Sur la frise du Parthénon, les accessoires, tels que les brides, les licols et les cordes, sont rarement sculptés. On y trouve souvent des trous, ayant apparemment servi de point d’attache aux brides de bronze et autres artifices du même genre ; de telles cavités n’apparaissent nulle part ailleurs. En tout état de cause, l’ajout d’éléments en bronze priverait la frise d’une uniformité de couleur, et on peut naturellement supposer que l’absence de trous indique que les accessoires indispensables ont été peints.
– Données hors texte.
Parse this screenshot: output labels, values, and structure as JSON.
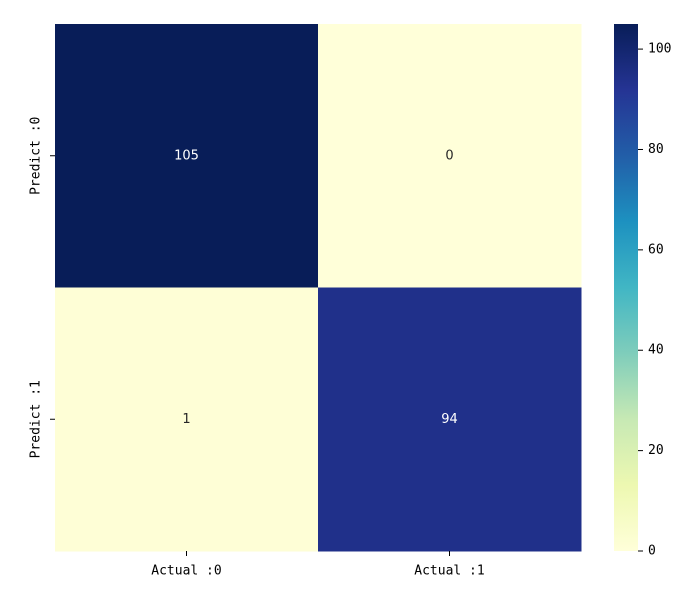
{
  "chart_data": {
    "type": "heatmap",
    "x_categories": [
      "Actual :0",
      "Actual :1"
    ],
    "y_categories": [
      "Predict :0",
      "Predict :1"
    ],
    "values": [
      [
        105,
        0
      ],
      [
        1,
        94
      ]
    ],
    "colormap": [
      "#ffffd9",
      "#edf8b1",
      "#c7e9b4",
      "#7fcdbb",
      "#41b6c4",
      "#1d91c0",
      "#225ea8",
      "#253494",
      "#081d58"
    ],
    "clim": [
      0,
      105
    ],
    "cticks": [
      0,
      20,
      40,
      60,
      80,
      100
    ]
  }
}
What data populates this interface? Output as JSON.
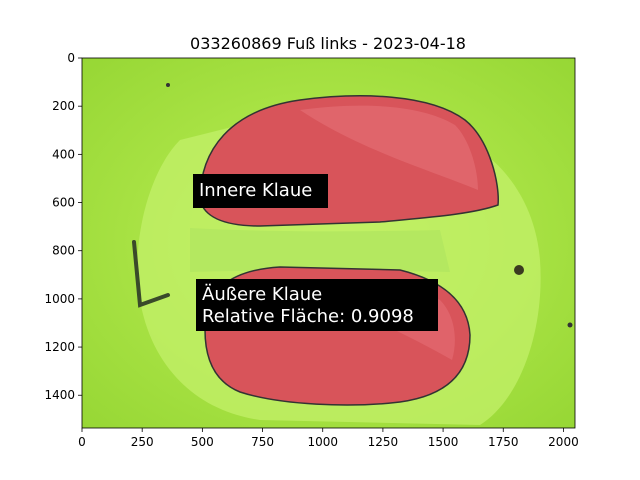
{
  "plot": {
    "title": "033260869 Fuß links - 2023-04-18",
    "image_extent": {
      "x": [
        0,
        2048
      ],
      "y": [
        1536,
        0
      ]
    },
    "x_ticks": [
      0,
      250,
      500,
      750,
      1000,
      1250,
      1500,
      1750,
      2000
    ],
    "y_ticks": [
      0,
      200,
      400,
      600,
      800,
      1000,
      1200,
      1400
    ],
    "colors": {
      "background": "#ffffff",
      "mat": "#a9e43f",
      "claw_fill": "#d8545a",
      "label_box": "#000000"
    }
  },
  "annotations": {
    "inner_claw": "Innere Klaue",
    "outer_claw": "Äußere Klaue",
    "relative_area": "Relative Fläche: 0.9098"
  }
}
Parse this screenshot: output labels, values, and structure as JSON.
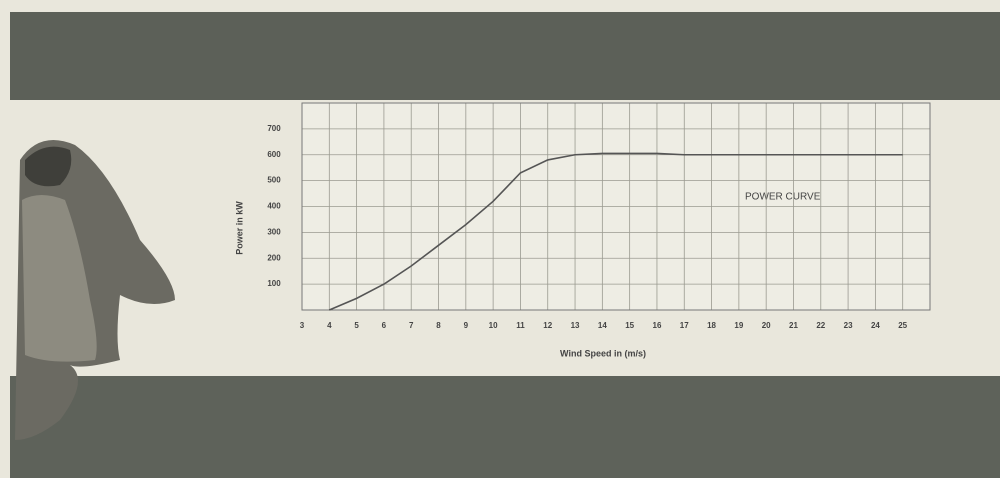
{
  "chart_data": {
    "type": "line",
    "x": [
      4,
      5,
      6,
      7,
      8,
      9,
      10,
      11,
      12,
      13,
      14,
      15,
      16,
      17,
      18,
      19,
      20,
      21,
      22,
      23,
      24,
      25
    ],
    "series": [
      {
        "name": "POWER CURVE",
        "color": "#555555",
        "values": [
          0,
          45,
          100,
          170,
          250,
          330,
          420,
          530,
          580,
          600,
          605,
          605,
          605,
          600,
          600,
          600,
          600,
          600,
          600,
          600,
          600,
          600
        ]
      }
    ],
    "x_label": "Wind Speed in (m/s)",
    "y_label": "Power in kW",
    "xlim": [
      3,
      26
    ],
    "xticks": [
      3,
      4,
      5,
      6,
      7,
      8,
      9,
      10,
      11,
      12,
      13,
      14,
      15,
      16,
      17,
      18,
      19,
      20,
      21,
      22,
      23,
      24,
      25
    ],
    "ylim": [
      0,
      800
    ],
    "yticks": [
      100,
      200,
      300,
      400,
      500,
      600,
      700
    ],
    "grid": true
  }
}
Ceci ne veut pas dire pour autant que chaque détail mineur ait été coulé dans le bronze ou peint, car beaucoup d’accessoires étaient simplement suggérés. L’introduction de couleur dans la frise du Parthénon est entièrement en rapport avec le schéma architectural de l’édifice, qui était extrêmement coloré au-dessus du chapiteau des colonnes. Les chercheurs sont en accord sur ce point.
Globalement, ce témoignage démontre que les Grecs ont largement utilisé la couleur dans leur sculpture de marbre. Cependant, aucune statue n’a jamais dévoilé de trace de peinture sur les parties représentant la peau des personnages, menant quelques-uns à penser que seuls les cheveux, les lèvres, les yeux, les drapés, et les accessoires ont été peints. Les parties nues étaient traitées selon un procédé appelé ganosis, qui atténuait l’éclat naturel du marbre.
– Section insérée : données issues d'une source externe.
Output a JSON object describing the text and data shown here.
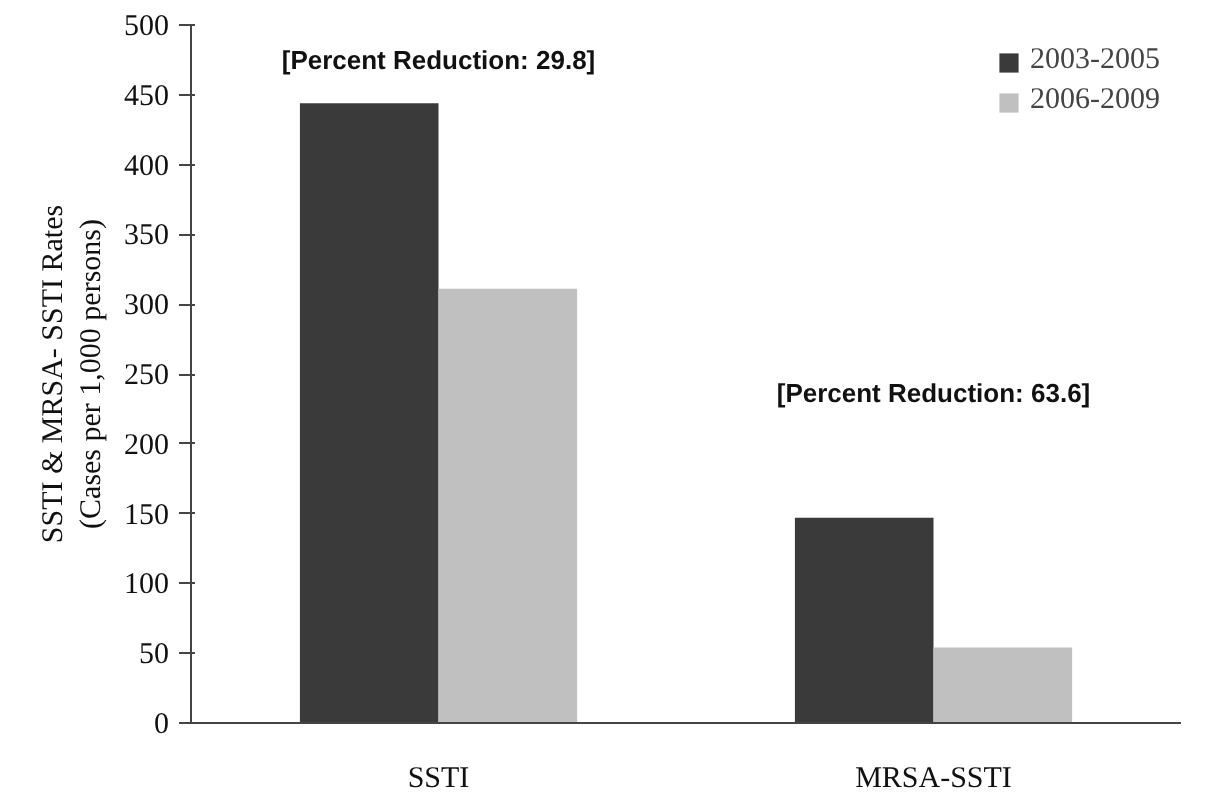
{
  "chart_data": {
    "type": "bar",
    "categories": [
      "SSTI",
      "MRSA-SSTI"
    ],
    "series": [
      {
        "name": "2003-2005",
        "color": "#3a3a3a",
        "values": [
          444,
          147
        ]
      },
      {
        "name": "2006-2009",
        "color": "#c0c0c0",
        "values": [
          311,
          54
        ]
      }
    ],
    "ylabel": "SSTI & MRSA- SSTI Rates\n(Cases per 1,000 persons)",
    "ylim": [
      0,
      500
    ],
    "yticks": [
      0,
      50,
      100,
      150,
      200,
      250,
      300,
      350,
      400,
      450,
      500
    ],
    "annotations": [
      "[Percent Reduction: 29.8]",
      "[Percent Reduction: 63.6]"
    ],
    "grid": false,
    "legend": "top right"
  }
}
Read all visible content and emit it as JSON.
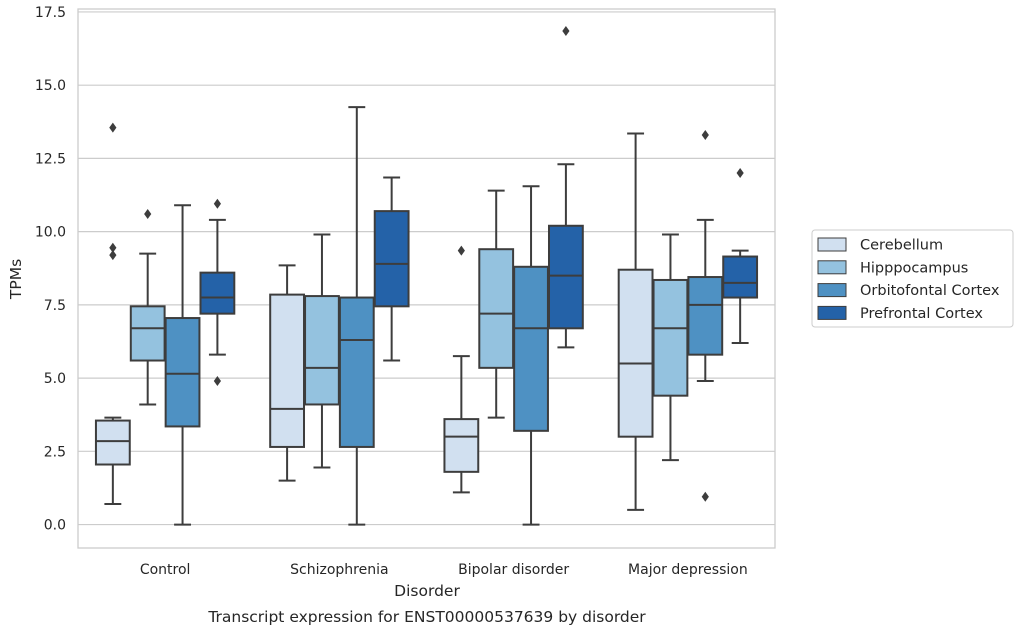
{
  "chart_data": {
    "type": "box",
    "title": "",
    "caption": "Transcript expression for ENST00000537639 by disorder",
    "xlabel": "Disorder",
    "ylabel": "TPMs",
    "ylim": [
      -0.8,
      17.6
    ],
    "yticks": [
      0.0,
      2.5,
      5.0,
      7.5,
      10.0,
      12.5,
      15.0,
      17.5
    ],
    "ytick_labels": [
      "0.0",
      "2.5",
      "5.0",
      "7.5",
      "10.0",
      "12.5",
      "15.0",
      "17.5"
    ],
    "grid": true,
    "legend_position": "right",
    "categories": [
      "Control",
      "Schizophrenia",
      "Bipolar disorder",
      "Major depression"
    ],
    "series": [
      {
        "name": "Cerebellum",
        "color": "#d1e0f0",
        "boxes": [
          {
            "whislo": 0.7,
            "q1": 2.05,
            "med": 2.85,
            "q3": 3.55,
            "whishi": 3.65,
            "fliers": [
              13.55,
              9.45,
              9.2
            ]
          },
          {
            "whislo": 1.5,
            "q1": 2.65,
            "med": 3.95,
            "q3": 7.85,
            "whishi": 8.85,
            "fliers": []
          },
          {
            "whislo": 1.1,
            "q1": 1.8,
            "med": 3.0,
            "q3": 3.6,
            "whishi": 5.75,
            "fliers": [
              9.35
            ]
          },
          {
            "whislo": 0.5,
            "q1": 3.0,
            "med": 5.5,
            "q3": 8.7,
            "whishi": 13.35,
            "fliers": []
          }
        ]
      },
      {
        "name": "Hipppocampus",
        "color": "#94c2df",
        "boxes": [
          {
            "whislo": 4.1,
            "q1": 5.6,
            "med": 6.7,
            "q3": 7.45,
            "whishi": 9.25,
            "fliers": [
              10.6
            ]
          },
          {
            "whislo": 1.95,
            "q1": 4.1,
            "med": 5.35,
            "q3": 7.8,
            "whishi": 9.9,
            "fliers": []
          },
          {
            "whislo": 3.65,
            "q1": 5.35,
            "med": 7.2,
            "q3": 9.4,
            "whishi": 11.4,
            "fliers": []
          },
          {
            "whislo": 2.2,
            "q1": 4.4,
            "med": 6.7,
            "q3": 8.35,
            "whishi": 9.9,
            "fliers": []
          }
        ]
      },
      {
        "name": "Orbitofontal Cortex",
        "color": "#4e91c3",
        "boxes": [
          {
            "whislo": 0.0,
            "q1": 3.35,
            "med": 5.15,
            "q3": 7.05,
            "whishi": 10.9,
            "fliers": []
          },
          {
            "whislo": 0.0,
            "q1": 2.65,
            "med": 6.3,
            "q3": 7.75,
            "whishi": 14.25,
            "fliers": []
          },
          {
            "whislo": 0.0,
            "q1": 3.2,
            "med": 6.7,
            "q3": 8.8,
            "whishi": 11.55,
            "fliers": []
          },
          {
            "whislo": 4.9,
            "q1": 5.8,
            "med": 7.5,
            "q3": 8.45,
            "whishi": 10.4,
            "fliers": [
              13.3,
              0.95
            ]
          }
        ]
      },
      {
        "name": "Prefrontal Cortex",
        "color": "#2462a8",
        "boxes": [
          {
            "whislo": 5.8,
            "q1": 7.2,
            "med": 7.75,
            "q3": 8.6,
            "whishi": 10.4,
            "fliers": [
              10.95,
              4.9
            ]
          },
          {
            "whislo": 5.6,
            "q1": 7.45,
            "med": 8.9,
            "q3": 10.7,
            "whishi": 11.85,
            "fliers": []
          },
          {
            "whislo": 6.05,
            "q1": 6.7,
            "med": 8.5,
            "q3": 10.2,
            "whishi": 12.3,
            "fliers": [
              16.85
            ]
          },
          {
            "whislo": 6.2,
            "q1": 7.75,
            "med": 8.25,
            "q3": 9.15,
            "whishi": 9.35,
            "fliers": [
              12.0
            ]
          }
        ]
      }
    ]
  }
}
Durant les vingt siècles qui suivirent, la disparition complète de la couleur sur les surfaces lisses exposant la chair des personnages n’est pas surprenante et ne peut être utilisée comme argument, alors que le sens des mots circumlitio et ganosis, tous les deux utilisés par des écrivains classiques pour parler de la coloration des statues anciennes, reste mystérieux. Donc, l’argument principal de ceux qui croient à la non coloration des nus dans l’art antique, est uniquement basé sur l’idée, apparemment sensée, que le traitement extrêmement délicat du nu dans les meilleures périodes de l’Antiquité aurait été une perte de temps inconcevable s’il devait être par la suite recouvert de peinture.
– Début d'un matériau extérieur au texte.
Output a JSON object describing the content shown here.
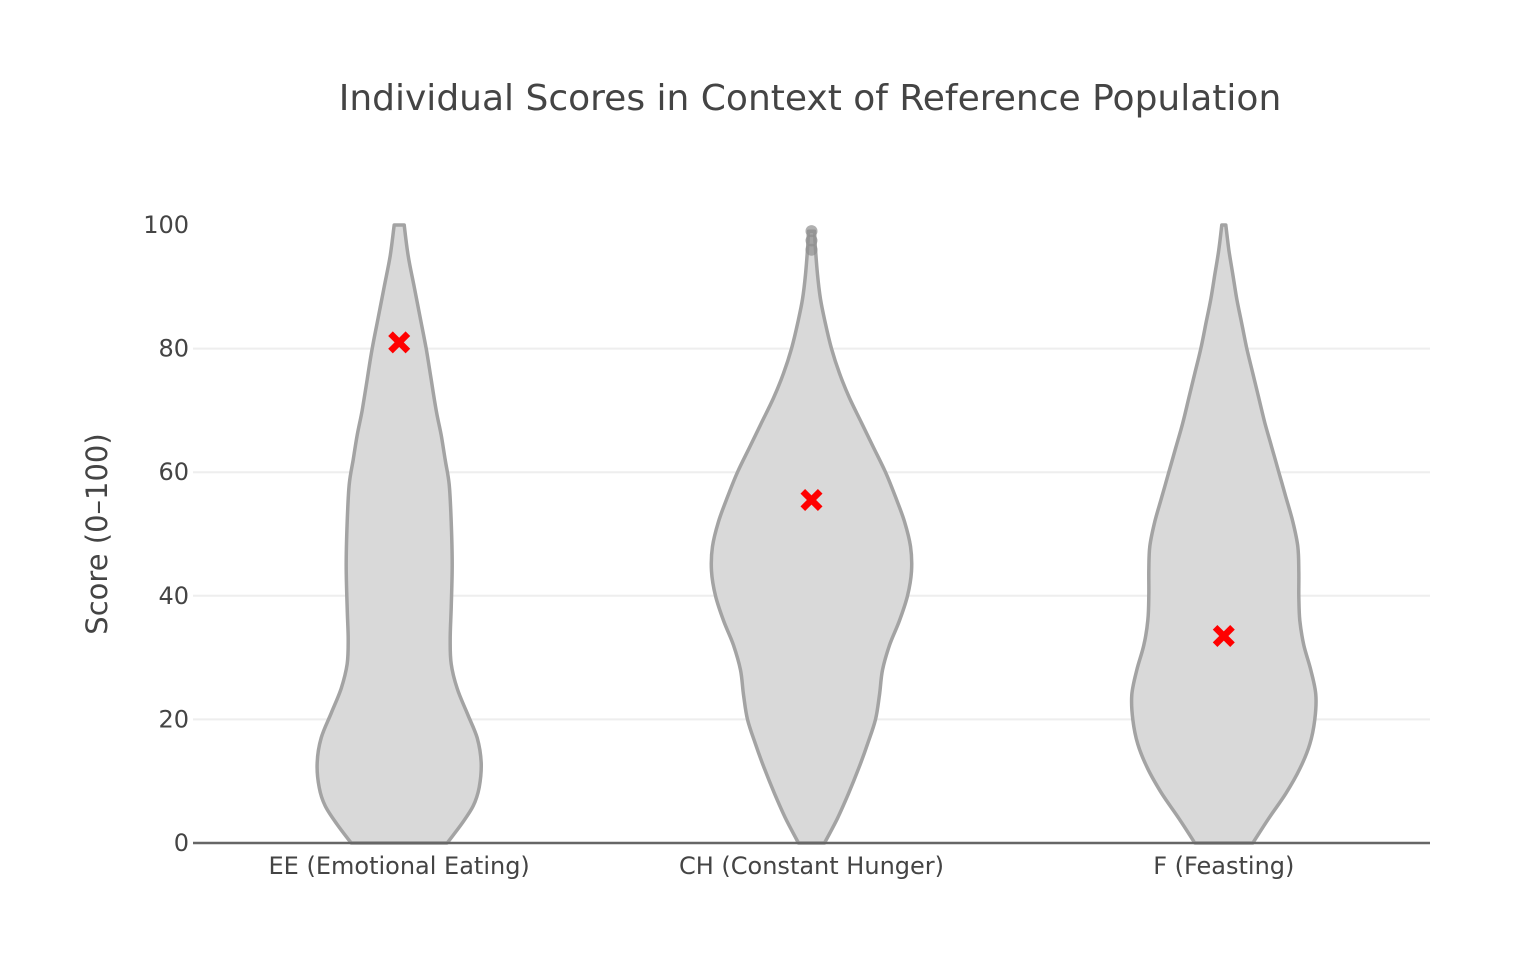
{
  "chart_data": {
    "type": "violin",
    "title": "Individual Scores in Context of Reference Population",
    "xlabel": "",
    "ylabel": "Score (0–100)",
    "ylim": [
      0,
      100
    ],
    "yticks": [
      0,
      20,
      40,
      60,
      80,
      100
    ],
    "ytick_labels": [
      "0",
      "20",
      "40",
      "60",
      "80",
      "100"
    ],
    "grid": true,
    "legend": "none",
    "categories": [
      "EE (Emotional Eating)",
      "CH (Constant Hunger)",
      "F (Feasting)"
    ],
    "colors": {
      "violin_fill": "#d9d9d9",
      "violin_line": "#a3a3a3",
      "individual_marker": "#ff0000",
      "grid": "#eeeeee",
      "axis": "#666666",
      "text": "#444444"
    },
    "series": [
      {
        "name": "Reference Population",
        "kind": "violin",
        "violins": [
          {
            "category": "EE (Emotional Eating)",
            "density_profile": [
              [
                0,
                0.48
              ],
              [
                3,
                0.62
              ],
              [
                6,
                0.74
              ],
              [
                9,
                0.8
              ],
              [
                13,
                0.82
              ],
              [
                17,
                0.78
              ],
              [
                21,
                0.68
              ],
              [
                25,
                0.58
              ],
              [
                29,
                0.52
              ],
              [
                33,
                0.51
              ],
              [
                38,
                0.52
              ],
              [
                45,
                0.53
              ],
              [
                52,
                0.52
              ],
              [
                58,
                0.5
              ],
              [
                62,
                0.46
              ],
              [
                66,
                0.42
              ],
              [
                70,
                0.37
              ],
              [
                75,
                0.32
              ],
              [
                80,
                0.27
              ],
              [
                85,
                0.21
              ],
              [
                90,
                0.15
              ],
              [
                95,
                0.09
              ],
              [
                100,
                0.05
              ]
            ],
            "outliers": []
          },
          {
            "category": "CH (Constant Hunger)",
            "density_profile": [
              [
                0,
                0.13
              ],
              [
                4,
                0.26
              ],
              [
                8,
                0.37
              ],
              [
                12,
                0.47
              ],
              [
                16,
                0.56
              ],
              [
                20,
                0.64
              ],
              [
                24,
                0.68
              ],
              [
                28,
                0.71
              ],
              [
                32,
                0.78
              ],
              [
                36,
                0.88
              ],
              [
                40,
                0.96
              ],
              [
                44,
                1.0
              ],
              [
                48,
                0.99
              ],
              [
                52,
                0.93
              ],
              [
                56,
                0.84
              ],
              [
                60,
                0.74
              ],
              [
                64,
                0.62
              ],
              [
                68,
                0.5
              ],
              [
                72,
                0.38
              ],
              [
                76,
                0.28
              ],
              [
                80,
                0.2
              ],
              [
                84,
                0.14
              ],
              [
                88,
                0.09
              ],
              [
                92,
                0.06
              ],
              [
                96,
                0.04
              ],
              [
                99,
                0.03
              ]
            ],
            "outliers": [
              96,
              97.5,
              99
            ]
          },
          {
            "category": "F (Feasting)",
            "density_profile": [
              [
                0,
                0.29
              ],
              [
                4,
                0.45
              ],
              [
                8,
                0.62
              ],
              [
                12,
                0.76
              ],
              [
                16,
                0.86
              ],
              [
                20,
                0.91
              ],
              [
                24,
                0.92
              ],
              [
                28,
                0.87
              ],
              [
                32,
                0.8
              ],
              [
                36,
                0.76
              ],
              [
                40,
                0.75
              ],
              [
                44,
                0.75
              ],
              [
                48,
                0.74
              ],
              [
                52,
                0.69
              ],
              [
                56,
                0.62
              ],
              [
                60,
                0.55
              ],
              [
                64,
                0.48
              ],
              [
                68,
                0.41
              ],
              [
                72,
                0.35
              ],
              [
                76,
                0.29
              ],
              [
                80,
                0.23
              ],
              [
                84,
                0.18
              ],
              [
                88,
                0.13
              ],
              [
                92,
                0.09
              ],
              [
                96,
                0.05
              ],
              [
                100,
                0.02
              ]
            ],
            "outliers": []
          }
        ]
      },
      {
        "name": "Individual Score",
        "kind": "marker",
        "marker_symbol": "x",
        "values": [
          81,
          55.5,
          33.5
        ]
      }
    ]
  }
}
Les expériences faites sur la fonte de statues antiques peintes se sont avérées importantes, car elles ont permis d’établir un argument irréfutable[14]. Selon M. Robinson[15] et tous ceux qui ont observé ces statues, « ceci créera une surprise aux nombreuses personnes qui ont étudié le sujet sur un plan purement théorique. Quand la couleur est appliquée, même en tant que revêtement, au lieu de diminuer, elle relève considérablement l’effet du modelage. Loin de cacher le travail du sculpteur, elle accroît sa beauté. Plus ce dernier sculpte délicatement, plus la couleur soulignera cette délicatesse ; plus son travail est médiocre, plus la couleur en accentuera les défauts, probablement en raison de la possibilité d’établir une comparaison avec la nature ». Ceci peut être observé de manière frappante dans les têtes de deux statues : la Vénus Genetrix et l’Hermès de Praxitèle.